フィリピン沖で何が起きているか:中国海警局の「日常的妨害」

南シナ海のスカボロー礁やセカンド・トーマス礁周辺では、フィリピンの補給船に中国海警局の船が体当たりに近い機動を繰り返してきた。放水砲は高圧で窓を割り、乗組員を負傷させた事例も記録されている。「危険行為」という表現を宣言に入れたのは、こうした具体的な事案を念頭に置いてのことで、曖昧な外交文書にしなかったという点が今回の宣言の読みどころだった。

フィリピンにとって同盟の実効性が問われる場面が続いていた。マルコス大統領は国内世論の圧力を受けながら対中強硬姿勢を維持してきたが、日米が明示的に肩を並べたことで、その姿勢に正面から根拠が与えられた格好だ。

「日本、米国、フィリピンの首脳は、南シナ海における中国の『危険な』行動と呼ぶものを終わらせるよう求めた。三カ国は、北京の地域における高まる強硬姿勢に対抗し、安全保障上の連携を深めた。」(The Wall Street Journal)

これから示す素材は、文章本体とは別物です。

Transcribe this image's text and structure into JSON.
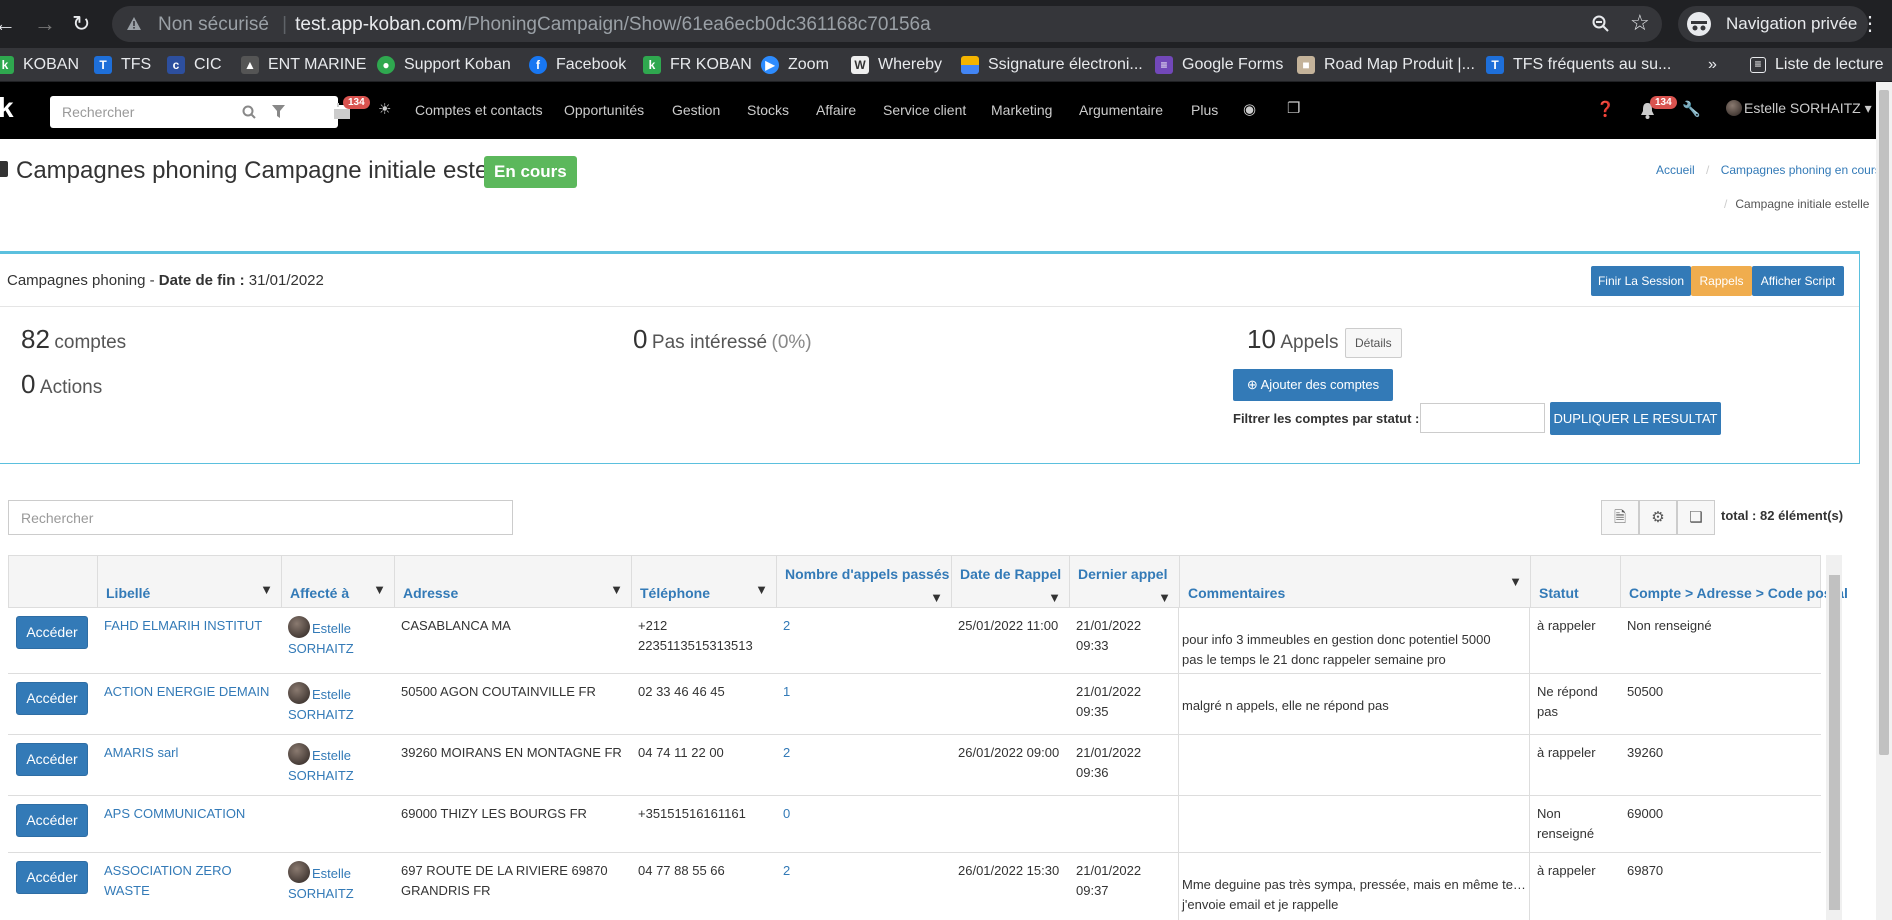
{
  "browser": {
    "security": "Non sécurisé",
    "url_host": "test.app-koban.com",
    "url_path": "/PhoningCampaign/Show/61ea6ecb0dc361168c70156a",
    "private_label": "Navigation privée",
    "bookmarks": [
      "KOBAN",
      "TFS",
      "CIC",
      "ENT MARINE",
      "Support Koban",
      "Facebook",
      "FR KOBAN",
      "Zoom",
      "Whereby",
      "Ssignature électroni...",
      "Google Forms",
      "Road Map Produit |...",
      "TFS fréquents au su..."
    ],
    "reading_list": "Liste de lecture",
    "more": "»"
  },
  "appnav": {
    "search_placeholder": "Rechercher",
    "badge_count": "134",
    "menu": [
      "Comptes et contacts",
      "Opportunités",
      "Gestion",
      "Stocks",
      "Affaire",
      "Service client",
      "Marketing",
      "Argumentaire",
      "Plus"
    ],
    "notif_count": "134",
    "user": "Estelle SORHAITZ"
  },
  "page": {
    "title": "Campagnes phoning Campagne initiale estelle",
    "status": "En cours",
    "breadcrumb": [
      "Accueil",
      "Campagnes phoning en cours",
      "Campagne initiale estelle"
    ]
  },
  "panel": {
    "heading_prefix": "Campagnes phoning - ",
    "date_label": "Date de fin :",
    "date_value": " 31/01/2022",
    "buttons": {
      "finish": "Finir La Session",
      "reminders": "Rappels",
      "script": "Afficher Script"
    },
    "stats": {
      "accounts_num": "82",
      "accounts_lbl": "comptes",
      "actions_num": "0",
      "actions_lbl": "Actions",
      "notint_num": "0",
      "notint_lbl": "Pas intéressé",
      "notint_pct": "(0%)",
      "calls_num": "10",
      "calls_lbl": "Appels",
      "details": "Détails"
    },
    "add_accounts": "Ajouter des comptes",
    "filter_label": "Filtrer les comptes par statut :",
    "duplicate": "DUPLIQUER LE RESULTAT"
  },
  "list": {
    "search_placeholder": "Rechercher",
    "total": "total : 82 élément(s)"
  },
  "table": {
    "headers": [
      "Libellé",
      "Affecté à",
      "Adresse",
      "Téléphone",
      "Nombre d'appels passés",
      "Date de Rappel",
      "Dernier appel",
      "Commentaires",
      "Statut",
      "Compte > Adresse > Code postal"
    ],
    "action_label": "Accéder",
    "rows": [
      {
        "name": "FAHD ELMARIH INSTITUT",
        "assigned1": "Estelle",
        "assigned2": "SORHAITZ",
        "address1": "CASABLANCA MA",
        "address2": "",
        "phone1": "+212",
        "phone2": "2235113515313513",
        "calls": "2",
        "recall": "25/01/2022 11:00",
        "last1": "21/01/2022",
        "last2": "09:33",
        "comment1": "pour info 3 immeubles en gestion donc potentiel 5000",
        "comment2": "pas le temps le 21 donc rappeler semaine pro",
        "status1": "à rappeler",
        "status2": "",
        "postal": "Non renseigné"
      },
      {
        "name": "ACTION ENERGIE DEMAIN",
        "assigned1": "Estelle",
        "assigned2": "SORHAITZ",
        "address1": "50500 AGON COUTAINVILLE FR",
        "address2": "",
        "phone1": "02 33 46 46 45",
        "phone2": "",
        "calls": "1",
        "recall": "",
        "last1": "21/01/2022",
        "last2": "09:35",
        "comment1": "malgré n appels, elle ne répond pas",
        "comment2": "",
        "status1": "Ne répond",
        "status2": "pas",
        "postal": "50500"
      },
      {
        "name": "AMARIS sarl",
        "assigned1": "Estelle",
        "assigned2": "SORHAITZ",
        "address1": "39260 MOIRANS EN MONTAGNE FR",
        "address2": "",
        "phone1": "04 74 11 22 00",
        "phone2": "",
        "calls": "2",
        "recall": "26/01/2022 09:00",
        "last1": "21/01/2022",
        "last2": "09:36",
        "comment1": "",
        "comment2": "",
        "status1": "à rappeler",
        "status2": "",
        "postal": "39260"
      },
      {
        "name": "APS COMMUNICATION",
        "assigned1": "",
        "assigned2": "",
        "address1": "69000 THIZY LES BOURGS FR",
        "address2": "",
        "phone1": "+35151516161161",
        "phone2": "",
        "calls": "0",
        "recall": "",
        "last1": "",
        "last2": "",
        "comment1": "",
        "comment2": "",
        "status1": "Non",
        "status2": "renseigné",
        "postal": "69000"
      },
      {
        "name": "ASSOCIATION ZERO WASTE",
        "assigned1": "Estelle",
        "assigned2": "SORHAITZ",
        "address1": "697 ROUTE DE LA RIVIERE 69870",
        "address2": "GRANDRIS FR",
        "phone1": "04 77 88 55 66",
        "phone2": "",
        "calls": "2",
        "recall": "26/01/2022 15:30",
        "last1": "21/01/2022",
        "last2": "09:37",
        "comment1": "Mme deguine pas très sympa, pressée, mais en même te…",
        "comment2": "j'envoie email et je rappelle",
        "status1": "à rappeler",
        "status2": "",
        "postal": "69870"
      }
    ]
  }
}
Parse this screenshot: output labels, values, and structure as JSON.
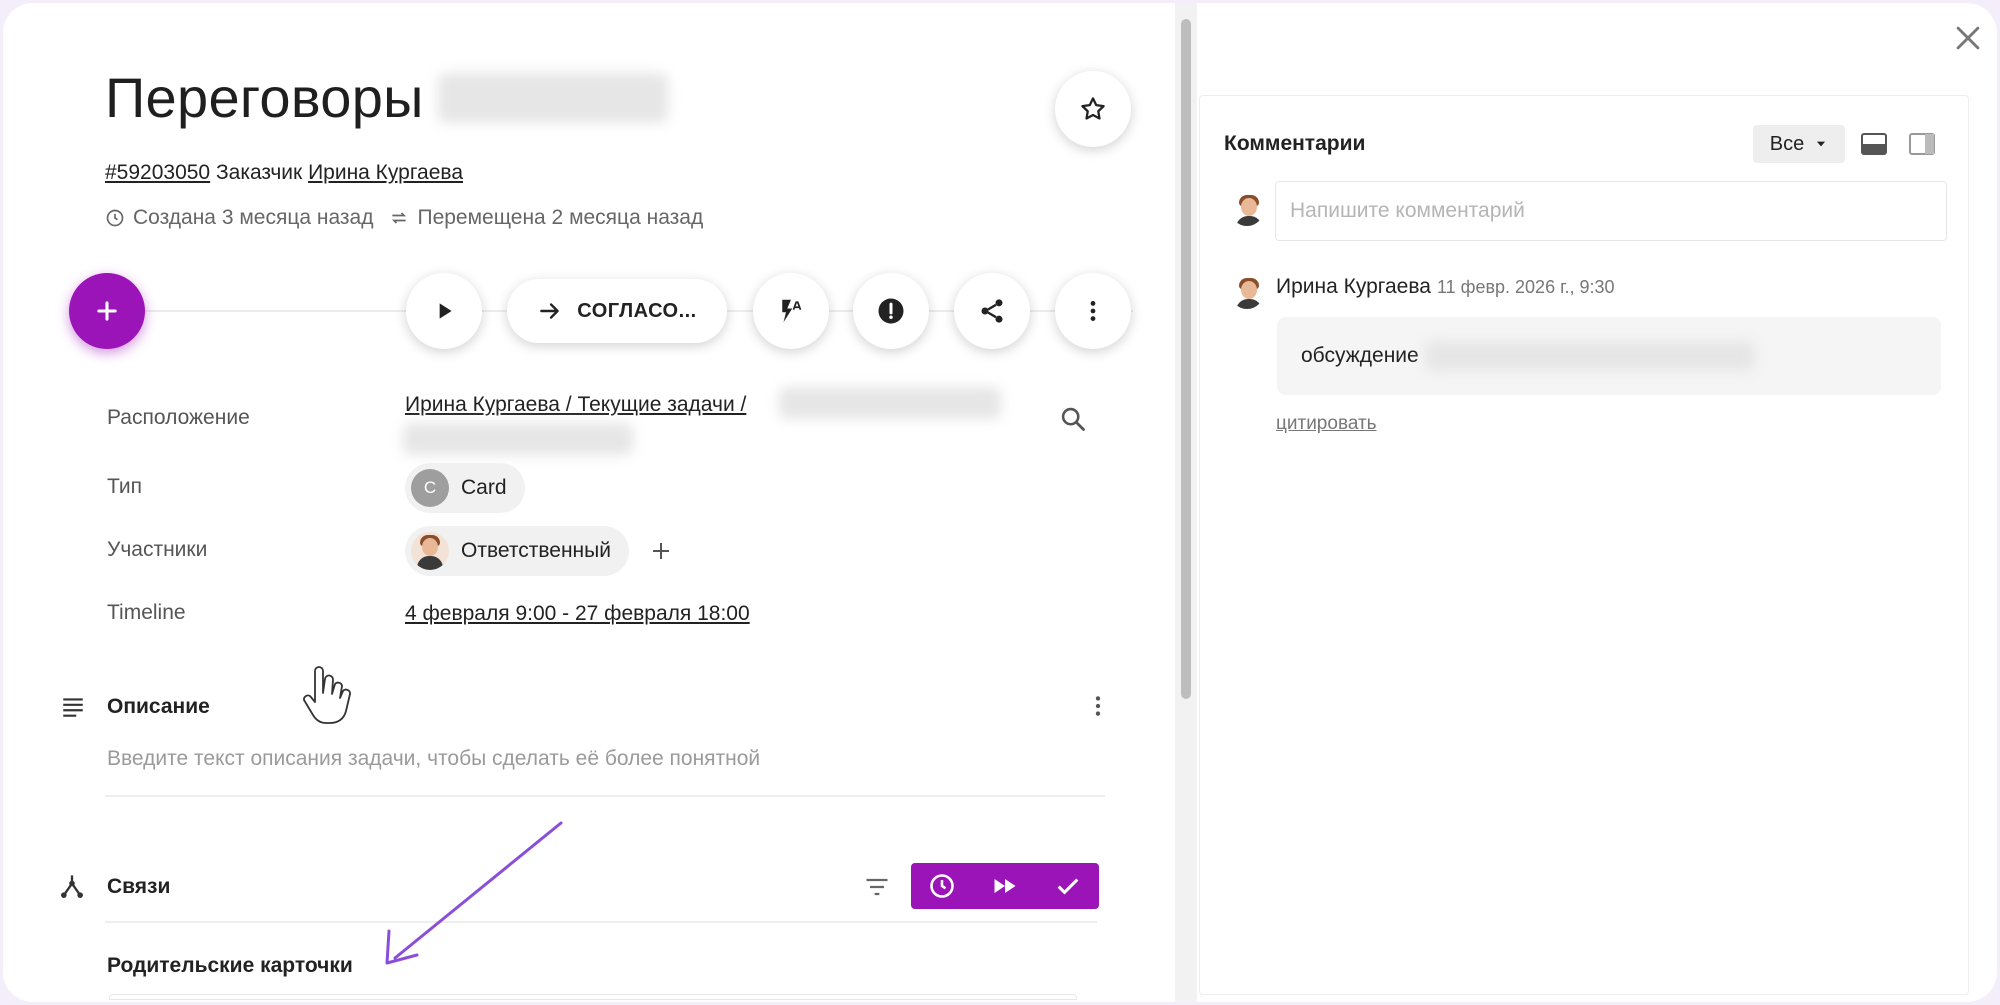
{
  "card": {
    "title": "Переговоры",
    "id_link": "#59203050",
    "customer_label": "Заказчик",
    "customer_name": "Ирина Кургаева",
    "created": "Создана 3 месяца назад",
    "moved": "Перемещена 2 месяца назад"
  },
  "toolbar": {
    "add_icon": "plus-icon",
    "play_icon": "play-icon",
    "stage_label": "СОГЛАСО...",
    "stage_icon": "arrow-right-icon",
    "automation_icon": "flash-auto-icon",
    "alert_icon": "alert-circle-icon",
    "share_icon": "share-icon",
    "more_icon": "more-vert-icon"
  },
  "properties": {
    "location_label": "Расположение",
    "location_value": "Ирина Кургаева / Текущие задачи /",
    "type_label": "Тип",
    "type_avatar_letter": "C",
    "type_value": "Card",
    "participants_label": "Участники",
    "participant_role": "Ответственный",
    "timeline_label": "Timeline",
    "timeline_value": "4 февраля 9:00 - 27 февраля 18:00"
  },
  "description": {
    "title": "Описание",
    "placeholder": "Введите текст описания задачи, чтобы сделать её более понятной"
  },
  "links": {
    "title": "Связи",
    "parent_cards_title": "Родительские карточки"
  },
  "comments": {
    "title": "Комментарии",
    "filter_value": "Все",
    "input_placeholder": "Напишите комментарий",
    "items": [
      {
        "author": "Ирина Кургаева",
        "date": "11 февр. 2026 г., 9:30",
        "text": "обсуждение",
        "quote_label": "цитировать"
      }
    ]
  },
  "colors": {
    "accent": "#9b14b8",
    "annotation_arrow": "#8a4fd8"
  }
}
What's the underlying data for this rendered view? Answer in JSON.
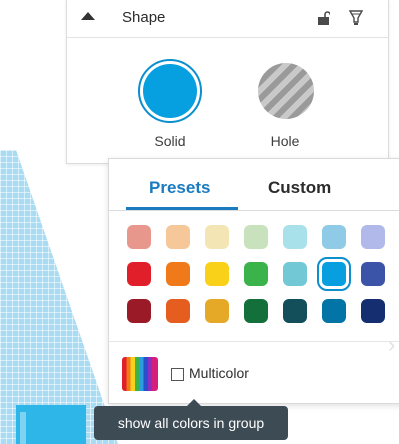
{
  "shape_panel": {
    "title": "Shape",
    "solid_label": "Solid",
    "hole_label": "Hole",
    "solid_color": "#069fe0"
  },
  "color_picker": {
    "tabs": [
      {
        "label": "Presets",
        "active": true
      },
      {
        "label": "Custom",
        "active": false
      }
    ],
    "presets": [
      [
        "#e8978c",
        "#f6c799",
        "#f4e6b4",
        "#c8e2bd",
        "#a9e1ea",
        "#8fcbe7",
        "#b0b9ea",
        "#9da6e8"
      ],
      [
        "#e01f2b",
        "#f07a1a",
        "#f8d118",
        "#3ab34a",
        "#72c8d4",
        "#079fe0",
        "#3b54a8",
        "#3a45b5"
      ],
      [
        "#9a1a27",
        "#e55d1f",
        "#e6a827",
        "#14703b",
        "#134f5a",
        "#0374a6",
        "#142e70",
        "#242a6e"
      ]
    ],
    "selected": {
      "row": 1,
      "col": 5
    },
    "multicolor_label": "Multicolor",
    "multicolor_checked": false
  },
  "tooltip": {
    "text": "show all colors in group"
  }
}
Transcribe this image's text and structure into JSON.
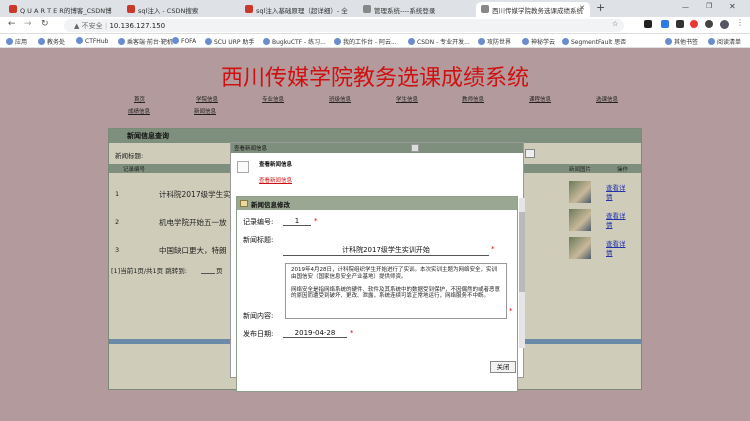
{
  "browser": {
    "tabs": [
      {
        "label": "Q U A R T E R的博客_CSDN博"
      },
      {
        "label": "sql注入 - CSDN搜索"
      },
      {
        "label": "sql注入基础原理（超详细）- 全"
      },
      {
        "label": "管理系统----系统登录"
      },
      {
        "label": "西川传媒学院教务选课成绩系统"
      }
    ],
    "insecure_label": "不安全",
    "url": "10.136.127.150",
    "bookmarks": [
      "应用",
      "教务处",
      "CTFHub",
      "乘客端·前台·靶机",
      "FOFA",
      "SCU URP 助手",
      "BugkuCTF - 练习...",
      "我的工作台 - 阿云...",
      "CSDN - 专业开发...",
      "攻防世界",
      "神秘学云",
      "SegmentFault 思否"
    ],
    "bookmarks_right": [
      "其他书签",
      "阅读清单"
    ]
  },
  "site": {
    "title": "西川传媒学院教务选课成绩系统",
    "nav": [
      "首页",
      "学院信息",
      "专业信息",
      "班级信息",
      "学生信息",
      "教师信息",
      "课程信息",
      "选课信息",
      "成绩信息",
      "新闻信息"
    ]
  },
  "main": {
    "header": "新闻信息查询",
    "search_label": "新闻标题:",
    "columns": [
      "记录编号",
      "新闻图片",
      "操作"
    ],
    "rows": [
      {
        "id": "1",
        "title": "计科院2017级学生实",
        "action": "查看详情"
      },
      {
        "id": "2",
        "title": "机电学院开始五一放",
        "action": "查看详情"
      },
      {
        "id": "3",
        "title": "中国缺口更大，特朗",
        "action": "查看详情"
      }
    ],
    "pager": "[1]当前1页/共1页 跳转到:",
    "pager_suffix": "页"
  },
  "modal_view": {
    "title": "查看新闻信息",
    "subtitle": "查看新闻信息",
    "link": "查看新闻信息"
  },
  "modal_edit": {
    "title": "新闻信息修改",
    "record_label": "记录编号:",
    "record_value": "1",
    "title_label": "新闻标题:",
    "title_value": "计科院2017级学生实训开始",
    "content_label": "新闻内容:",
    "content_value": "2019年4月28日，计科院组织学生开始进行了实训。本次实训主题为网络安全，实训由国信安（国家信息安全产业基地）提供师资。\n\n网络安全是指网络系统的硬件、软件及其系统中的数据受到保护，不因偶然的或者恶意的原因而遭受到破坏、更改、泄露，系统连续可靠正常地运行，网络服务不中断。",
    "date_label": "发布日期:",
    "date_value": "2019-04-28",
    "close_label": "关闭"
  }
}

日本がこの枠組みに積極的に関与している背景には、尖閣諸島問題がある。海警局の行動パターンは尖閣周辺でもほぼ同じで、南シナ海での先例が東シナ海にそのまま移植されるリスクを日本は警戒してきた。今回の宣言は、フィリピンを守ることが同時に日本を守ることでもある、という論理を対外的に整理した文書とも読める。

三カ国枠組みが「抑止」になる条件と、偶発衝突のリスク

インド太平洋の対中抑止という観点から言えば、この三カ国枠組みが機能するかどうかは、宣言の言葉より「次の事案が起きたときに何をするか」にかかっている。中国はこれまで、多国間の声明に対して「内政干渉」「冷戦思考」と返すパターンを繰り返してきたから、今回の宣言だけで行動を変える可能性は低いとみられる。

むしろ懸念されるのは、現場の緊張が高まる中で偶発的な衝突が起きた場合の対応だ。WSJも「偶発的衝突のリスクがさらに高まる」と報じており、宣言が逆に中国の出方を硬化させるシナリオも排除できない。三カ国の連携が「言葉から行動へ」移れるかどうか、そこが問われるフェーズに入ったってことだろう。

この先どうなる

中国海警局の妨害行為が止まる兆候は今のところない。三カ国は今後、共同巡視や情報共有の仕組みを制度化していく方向とみられており、それが実現すれば南シナ海の法秩序をめぐる国際的な議論の重心が少し動くかもしれない。一方で、台湾情勢や米中の貿易摩擦とも絡み合うこの地域の火種は、一本の宣言文で消えるほど単純じゃない。次の試練は、現場で次の事案が起きた瞬間に来る。